During training, AI sees billions of sentences — but always with the last word hidden. Its job is to predict what comes next. Here it must predict that "Paris" follows "The Eiffel Tower is located in".
This single task — predict the next word — is everything AI ever trains on. All its knowledge of facts, language, and reasoning emerges from getting better at this one challenge.
Like the world's longest fill-in-the-blank test — billions of sentences, each missing its last word. AI's only job is to keep getting better at guessing the missing word.
"The Eiffel Tower is located in ___" — early in training, the model gets this wrong. After billions of examples, it gets it right. The path between wrong and right is training.
AI trains on more text than any human could read in a million lifetimes. Every sentence becomes a prediction exercise — and every wrong prediction becomes a lesson.
Scale is what makes modern AI work. The same training loop applied to a thousand sentences produces nothing useful. Applied to 570 billion words, it produces something that appears to understand the world.
Imagine doing 570 billion fill-in-the-blank exercises. You would not just memorise answers — you would start to understand how ideas connect, how language works, how the world fits together.
GPT-3 trained on 570 billion words. LLaMA 3 on 15 trillion tokens. The capability gap between a small and a large model comes almost entirely from this difference in scale.
Early in training, the model guesses Rome at 42% — wrong. Paris, the correct answer, only scores 31%. The model has not seen enough examples yet to be confident about where the Eiffel Tower is.
This wrong guess is where learning begins. The gap between "Rome won" and "Paris should have won" is the signal that drives every weight adjustment in the entire network.
Like a student on day one who guesses "Rome" because they know it is a famous European capital — close, but wrong. The mistake is the starting point for learning.
Rome 42%, Paris 31%, Berlin 16%. The model knows the answer is a European capital — it just hasn't seen enough Eiffel Tower sentences to know which one yet.
The error flows back through the entire network — nudging every single weight to make Paris slightly more likely next time. Then the model moves on to the next sentence and does it again.
This loop — predict, measure error, adjust every weight, repeat — is the entire mechanism of training. 570 billion sentences. Each one changes the model slightly.
Like a child adjusting their balance after falling off a bike — the correction is tiny each time, but each fall teaches something. After thousands of falls, balance becomes automatic.

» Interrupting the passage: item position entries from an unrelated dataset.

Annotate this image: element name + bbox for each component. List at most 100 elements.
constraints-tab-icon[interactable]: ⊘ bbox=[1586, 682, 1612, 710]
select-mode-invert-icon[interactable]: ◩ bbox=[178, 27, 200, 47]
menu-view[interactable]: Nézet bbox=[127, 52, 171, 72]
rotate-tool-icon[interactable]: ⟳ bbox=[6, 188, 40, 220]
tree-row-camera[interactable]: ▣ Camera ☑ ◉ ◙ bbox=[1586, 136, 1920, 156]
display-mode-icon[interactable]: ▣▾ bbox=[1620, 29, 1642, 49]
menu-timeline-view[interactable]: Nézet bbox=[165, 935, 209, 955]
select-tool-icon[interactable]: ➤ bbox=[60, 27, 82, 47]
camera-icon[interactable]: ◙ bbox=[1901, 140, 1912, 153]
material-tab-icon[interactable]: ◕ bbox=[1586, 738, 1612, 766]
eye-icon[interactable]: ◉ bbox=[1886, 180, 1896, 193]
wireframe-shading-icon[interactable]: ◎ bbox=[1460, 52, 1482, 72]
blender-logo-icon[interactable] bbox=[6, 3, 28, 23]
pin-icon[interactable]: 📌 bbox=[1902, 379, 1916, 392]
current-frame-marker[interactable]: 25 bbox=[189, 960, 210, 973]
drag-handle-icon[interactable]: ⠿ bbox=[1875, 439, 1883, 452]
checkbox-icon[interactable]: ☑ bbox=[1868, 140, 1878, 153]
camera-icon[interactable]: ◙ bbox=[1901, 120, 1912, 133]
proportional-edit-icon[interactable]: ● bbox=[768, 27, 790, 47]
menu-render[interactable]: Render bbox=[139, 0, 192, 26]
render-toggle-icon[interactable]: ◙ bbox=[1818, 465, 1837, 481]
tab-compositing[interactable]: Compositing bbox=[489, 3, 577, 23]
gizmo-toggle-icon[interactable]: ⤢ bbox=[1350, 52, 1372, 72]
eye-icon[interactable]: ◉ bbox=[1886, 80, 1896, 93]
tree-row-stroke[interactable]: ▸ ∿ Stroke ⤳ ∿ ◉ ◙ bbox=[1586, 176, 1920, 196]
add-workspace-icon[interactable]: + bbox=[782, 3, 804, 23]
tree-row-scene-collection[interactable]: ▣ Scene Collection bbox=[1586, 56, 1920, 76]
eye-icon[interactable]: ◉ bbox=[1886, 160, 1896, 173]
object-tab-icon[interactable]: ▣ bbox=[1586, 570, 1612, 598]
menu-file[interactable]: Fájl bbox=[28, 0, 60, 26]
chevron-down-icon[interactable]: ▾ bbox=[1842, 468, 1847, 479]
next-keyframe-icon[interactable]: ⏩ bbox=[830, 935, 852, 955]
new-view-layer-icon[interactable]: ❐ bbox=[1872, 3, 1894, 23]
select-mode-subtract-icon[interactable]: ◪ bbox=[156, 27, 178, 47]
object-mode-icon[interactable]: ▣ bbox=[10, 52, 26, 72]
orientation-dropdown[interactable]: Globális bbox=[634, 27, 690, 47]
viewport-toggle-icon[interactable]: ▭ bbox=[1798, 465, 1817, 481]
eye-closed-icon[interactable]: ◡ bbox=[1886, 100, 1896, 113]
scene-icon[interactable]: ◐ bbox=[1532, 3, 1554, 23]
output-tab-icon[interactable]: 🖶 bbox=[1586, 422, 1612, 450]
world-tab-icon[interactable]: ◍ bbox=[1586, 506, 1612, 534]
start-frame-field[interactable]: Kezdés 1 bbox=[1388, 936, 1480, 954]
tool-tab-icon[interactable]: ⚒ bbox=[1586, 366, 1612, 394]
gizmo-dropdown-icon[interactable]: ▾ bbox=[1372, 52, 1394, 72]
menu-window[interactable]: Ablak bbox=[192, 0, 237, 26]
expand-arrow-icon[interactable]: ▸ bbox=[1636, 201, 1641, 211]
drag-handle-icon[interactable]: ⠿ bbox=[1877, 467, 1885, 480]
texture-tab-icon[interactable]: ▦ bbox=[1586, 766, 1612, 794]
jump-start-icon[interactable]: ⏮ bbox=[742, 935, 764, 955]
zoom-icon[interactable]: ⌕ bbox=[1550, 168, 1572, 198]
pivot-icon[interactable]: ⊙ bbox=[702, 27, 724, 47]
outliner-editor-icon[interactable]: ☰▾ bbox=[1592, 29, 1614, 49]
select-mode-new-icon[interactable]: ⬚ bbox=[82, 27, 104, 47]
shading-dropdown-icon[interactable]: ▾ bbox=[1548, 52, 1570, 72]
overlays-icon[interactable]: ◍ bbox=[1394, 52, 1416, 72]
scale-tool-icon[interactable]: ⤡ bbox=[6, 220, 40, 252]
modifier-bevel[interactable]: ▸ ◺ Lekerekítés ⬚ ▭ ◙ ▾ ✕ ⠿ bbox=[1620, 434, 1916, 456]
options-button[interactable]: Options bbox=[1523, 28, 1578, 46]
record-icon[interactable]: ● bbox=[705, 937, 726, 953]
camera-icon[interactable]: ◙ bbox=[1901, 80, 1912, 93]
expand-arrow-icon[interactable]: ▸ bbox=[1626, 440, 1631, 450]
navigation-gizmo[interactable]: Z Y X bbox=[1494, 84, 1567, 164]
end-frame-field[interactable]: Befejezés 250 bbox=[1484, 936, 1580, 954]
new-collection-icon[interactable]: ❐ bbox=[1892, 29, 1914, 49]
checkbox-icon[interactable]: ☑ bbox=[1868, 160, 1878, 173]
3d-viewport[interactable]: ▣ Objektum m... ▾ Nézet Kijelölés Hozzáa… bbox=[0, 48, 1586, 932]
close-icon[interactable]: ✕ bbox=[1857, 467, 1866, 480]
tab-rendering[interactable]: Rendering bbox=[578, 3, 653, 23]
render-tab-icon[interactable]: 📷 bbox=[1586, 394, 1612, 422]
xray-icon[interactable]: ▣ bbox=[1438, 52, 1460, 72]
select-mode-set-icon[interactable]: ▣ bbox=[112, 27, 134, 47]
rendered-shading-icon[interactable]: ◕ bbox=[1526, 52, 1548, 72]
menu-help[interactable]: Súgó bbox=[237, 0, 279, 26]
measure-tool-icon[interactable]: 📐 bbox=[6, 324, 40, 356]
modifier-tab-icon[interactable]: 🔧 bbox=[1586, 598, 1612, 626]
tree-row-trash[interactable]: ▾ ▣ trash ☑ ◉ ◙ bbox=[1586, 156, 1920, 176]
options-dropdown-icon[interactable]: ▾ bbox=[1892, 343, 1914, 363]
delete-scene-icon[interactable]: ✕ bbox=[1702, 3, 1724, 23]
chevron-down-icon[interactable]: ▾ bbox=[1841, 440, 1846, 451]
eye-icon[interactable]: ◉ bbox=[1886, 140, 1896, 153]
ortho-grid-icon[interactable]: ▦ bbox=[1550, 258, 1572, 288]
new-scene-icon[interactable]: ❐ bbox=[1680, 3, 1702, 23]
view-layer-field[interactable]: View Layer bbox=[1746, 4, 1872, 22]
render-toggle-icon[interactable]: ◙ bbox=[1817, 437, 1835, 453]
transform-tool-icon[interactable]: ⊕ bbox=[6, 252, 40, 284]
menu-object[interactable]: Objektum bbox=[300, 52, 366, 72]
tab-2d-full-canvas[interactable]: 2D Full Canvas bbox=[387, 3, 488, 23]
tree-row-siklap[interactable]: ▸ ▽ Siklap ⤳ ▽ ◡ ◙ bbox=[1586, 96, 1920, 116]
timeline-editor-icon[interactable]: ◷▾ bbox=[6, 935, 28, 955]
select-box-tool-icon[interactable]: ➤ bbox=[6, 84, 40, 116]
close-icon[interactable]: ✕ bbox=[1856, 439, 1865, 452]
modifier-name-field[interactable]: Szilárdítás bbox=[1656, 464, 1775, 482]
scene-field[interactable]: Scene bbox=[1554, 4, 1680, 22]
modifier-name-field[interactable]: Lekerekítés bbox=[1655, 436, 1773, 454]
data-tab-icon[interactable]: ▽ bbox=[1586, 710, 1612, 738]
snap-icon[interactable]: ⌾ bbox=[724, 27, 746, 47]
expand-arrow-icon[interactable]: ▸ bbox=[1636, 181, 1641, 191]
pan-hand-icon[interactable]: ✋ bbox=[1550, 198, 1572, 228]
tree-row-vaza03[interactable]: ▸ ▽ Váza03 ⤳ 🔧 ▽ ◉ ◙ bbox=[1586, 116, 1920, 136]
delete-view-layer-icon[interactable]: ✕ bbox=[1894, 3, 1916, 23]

After this step: the weights connecting "Eiffel Tower" context to "Paris" increase by roughly 0.00001. Tiny alone. Multiplied by billions of Eiffel Tower sentences, Paris becomes obvious.
After billions of training steps, the same question produces a completely different distribution. Paris now wins at 94%. The model learned — by correcting this mistake, and billions of others just like it.
This is what training achieves: not programming, not memorising — gradual improvement through repeated correction until the patterns become deeply embedded in the weights.
The same student, after studying all semester. Same question, completely different answer. Learning happened not through programming, but through billions of tiny corrections.
Before training: Rome 42%, Paris 31%. After training: Paris 94%, Rome 3%. No one told the model the Eiffel Tower is in Paris. It figured it out through repetition and correction.